Hello, it's me.
Sorry I haven't written in awhile. Things have been a little nuts.
And that's the way it seems right now. Out of sync. Nothing makes sense. Needing time that doesn't exist.
What's funny about it is this is my favorite time of year. Springtime. Baseball. That weird, heartbreaking yet beautiful few days that is Good Friday to Easter.
And yet. And yet.
Monday afternoon I took off to watch our game. Mike and J.M. came over. We cooked burgers. The Tigers lost. But, as always, it was rejuvenating. My dear, old friend is back for another six months.
For a few precious hours I remembered what is good and decent and poetic about this journey we call life. Or, at least, it's an illusion of such and I let it fool me.
I feel like I am so close sometimes.

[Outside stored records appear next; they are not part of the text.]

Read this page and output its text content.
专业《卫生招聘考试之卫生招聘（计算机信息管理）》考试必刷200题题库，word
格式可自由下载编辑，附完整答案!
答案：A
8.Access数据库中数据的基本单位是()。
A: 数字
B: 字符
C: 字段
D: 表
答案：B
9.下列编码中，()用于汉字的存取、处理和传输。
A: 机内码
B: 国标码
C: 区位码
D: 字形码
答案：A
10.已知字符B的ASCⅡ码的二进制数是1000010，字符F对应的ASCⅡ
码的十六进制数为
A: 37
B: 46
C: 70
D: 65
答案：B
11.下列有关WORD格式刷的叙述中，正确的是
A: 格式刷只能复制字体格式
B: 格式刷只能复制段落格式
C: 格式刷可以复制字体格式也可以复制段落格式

That everything I've witnessed and the scar tissue and the feeling that nothing ever seems to fit will soon be over. That my life, stuck in neutral, is about to click into fifth gear.
And then the page turns and I'm stuck in a bog, trapped in the undertow, trying to climb to the surface.

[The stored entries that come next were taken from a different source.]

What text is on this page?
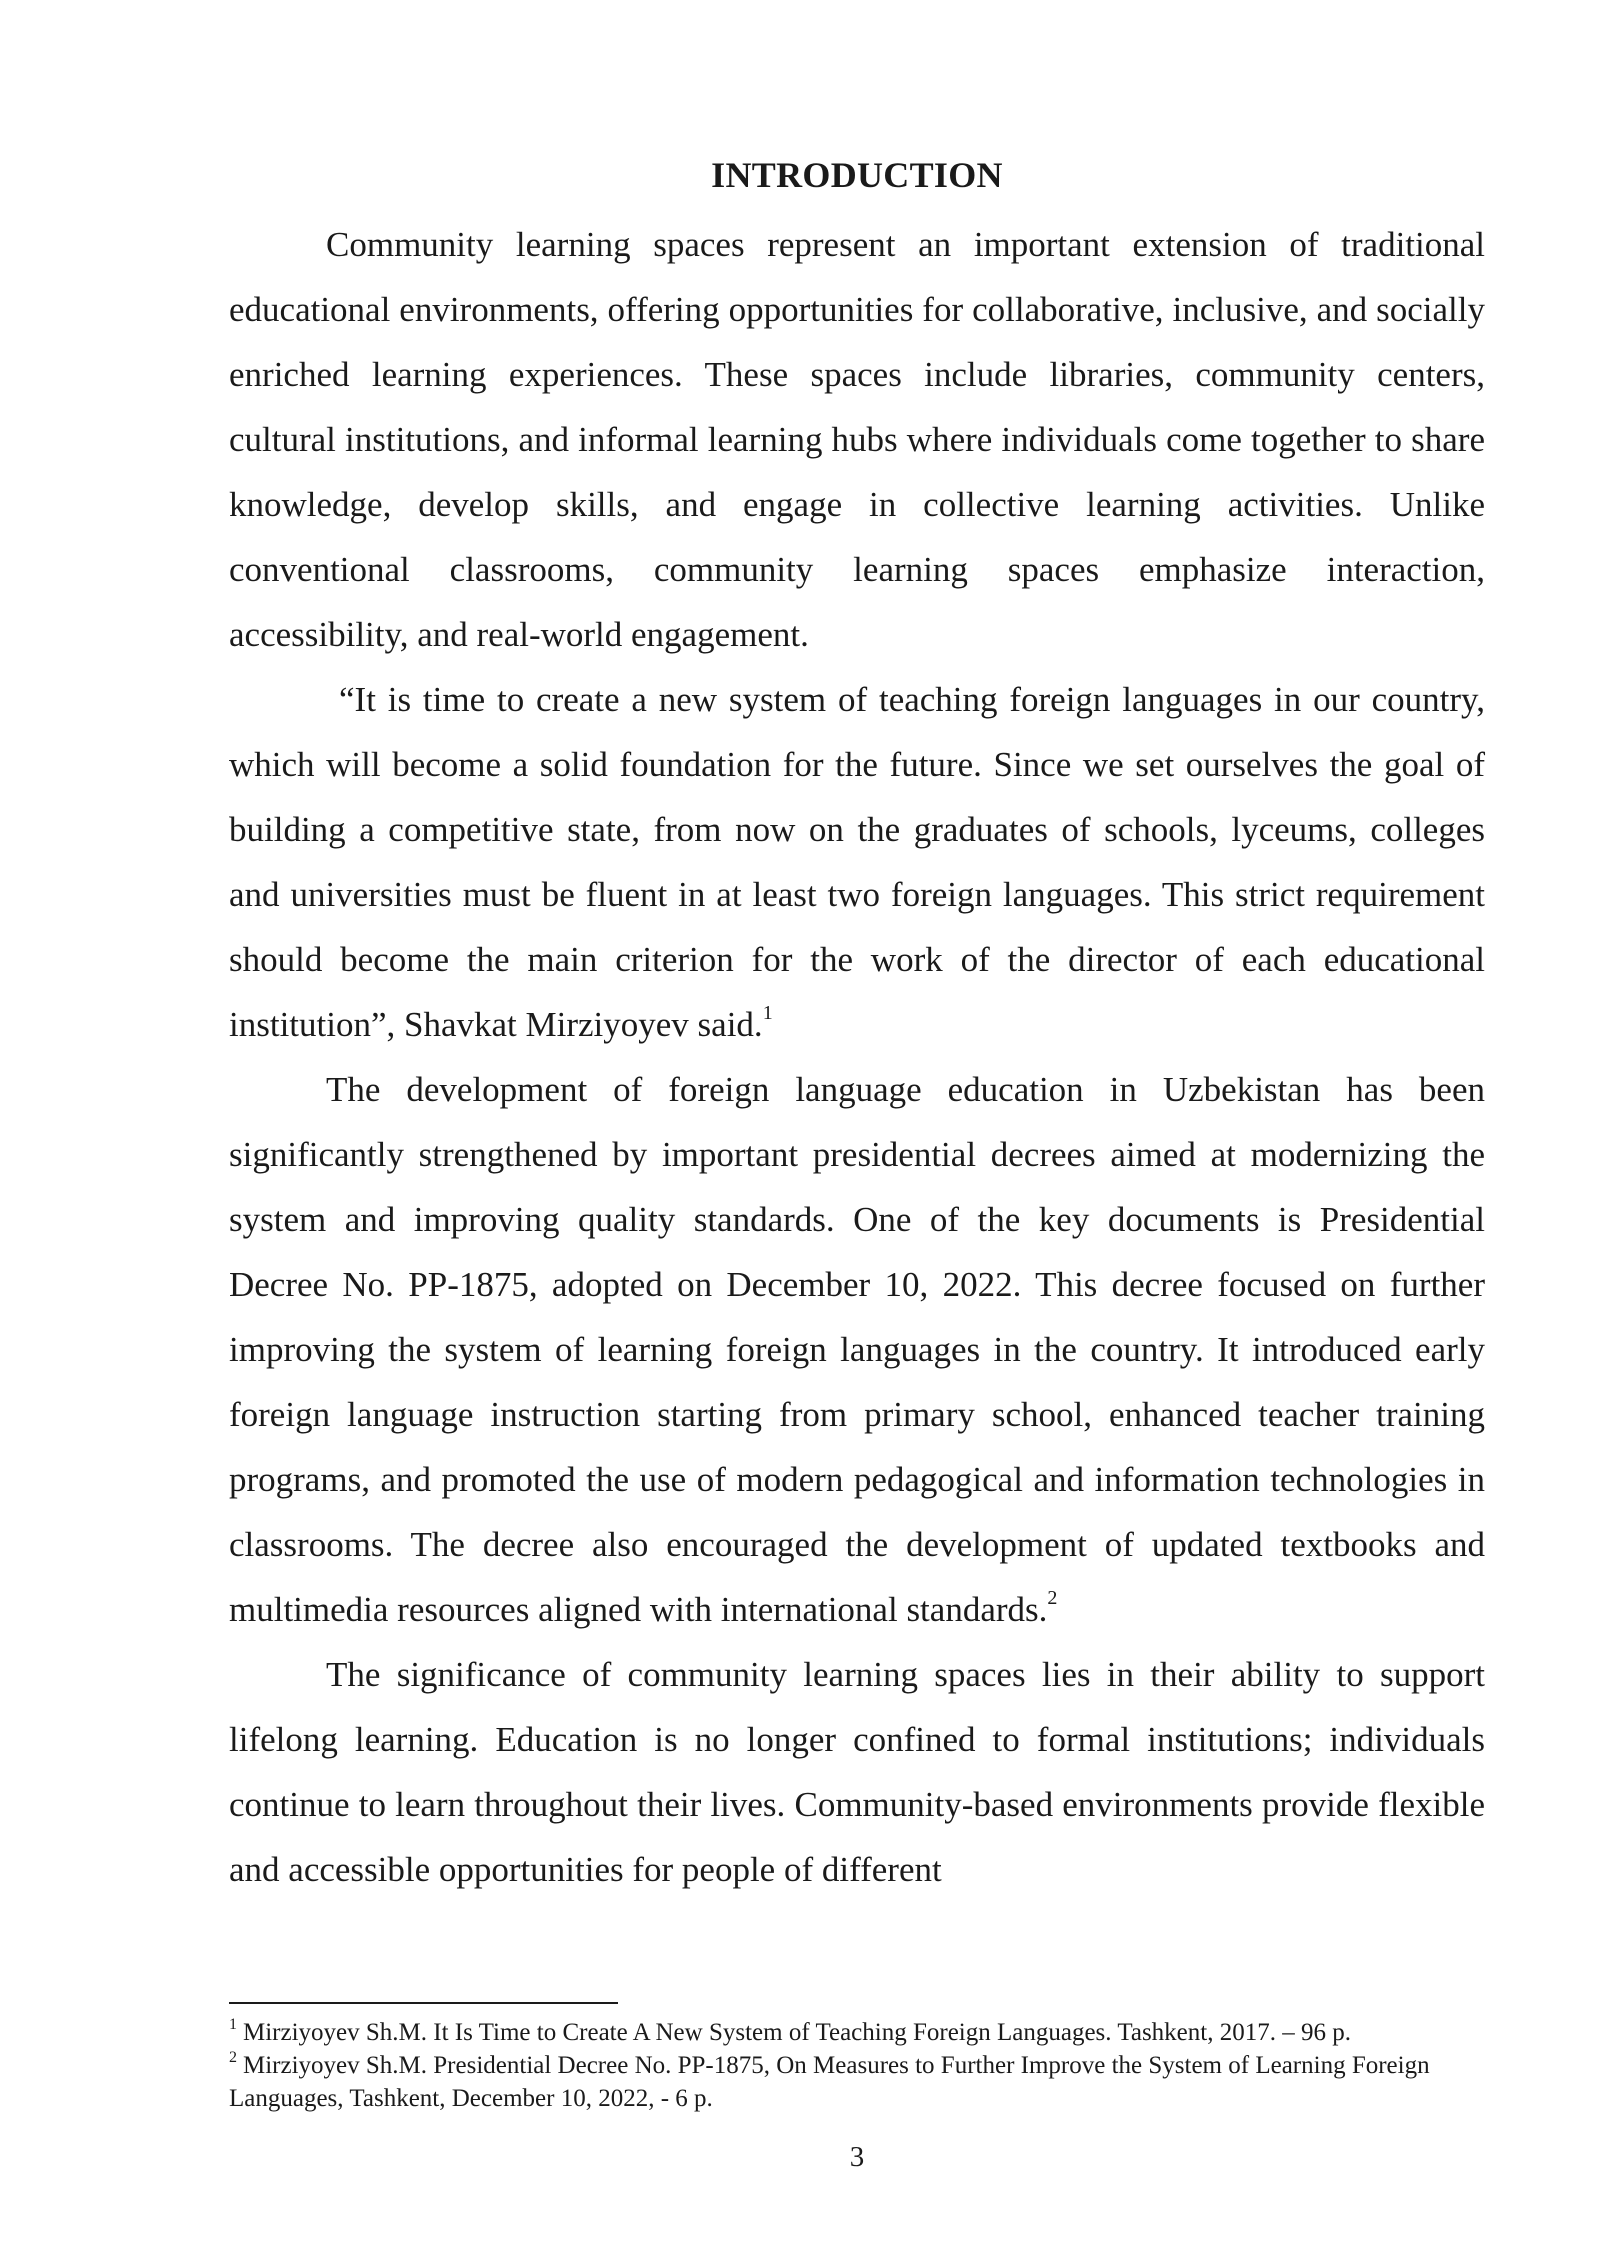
INTRODUCTION

Community learning spaces represent an important extension of traditional educational environments, offering opportunities for collaborative, inclusive, and socially enriched learning experiences. These spaces include libraries, community centers, cultural institutions, and informal learning hubs where individuals come together to share knowledge, develop skills, and engage in collective learning activities. Unlike conventional classrooms, community learning spaces emphasize interaction, accessibility, and real-world engagement.

“It is time to create a new system of teaching foreign languages in our country, which will become a solid foundation for the future. Since we set ourselves the goal of building a competitive state, from now on the graduates of schools, lyceums, colleges and universities must be fluent in at least two foreign languages. This strict requirement should become the main criterion for the work of the director of each educational institution”, Shavkat Mirziyoyev said.$^1$

The development of foreign language education in Uzbekistan has been significantly strengthened by important presidential decrees aimed at modernizing the system and improving quality standards. One of the key documents is Presidential Decree No. PP-1875, adopted on December 10, 2022. This decree focused on further improving the system of learning foreign languages in the country. It introduced early foreign language instruction starting from primary school, enhanced teacher training programs, and promoted the use of modern pedagogical and information technologies in classrooms. The decree also encouraged the development of updated textbooks and multimedia resources aligned with international standards.$^2$

The significance of community learning spaces lies in their ability to support lifelong learning. Education is no longer confined to formal institutions; individuals continue to learn throughout their lives. Community-based environments provide flexible and accessible opportunities for people of different

$^1$ Mirziyoyev Sh.M. It Is Time to Create A New System of Teaching Foreign Languages. Tashkent, 2017. – 96 p.

$^2$ Mirziyoyev Sh.M. Presidential Decree No. PP-1875, On Measures to Further Improve the System of Learning Foreign Languages, Tashkent, December 10, 2022, - 6 p.

3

I am thinking this afternoon of a short story I read once written by a late, great former professor, Dr. Robert Drake. It is set, of course, in his beloved Ripley, out in West Tennessee, years ago. It's Good Friday. His father dies. The poignancy of it all is beautiful in its heartache.
I don't know why I'm thinking about it. But I am.
Oh, well. Let's forget all that.
I'm going to go home in a little while, fix dinner, and watch my game.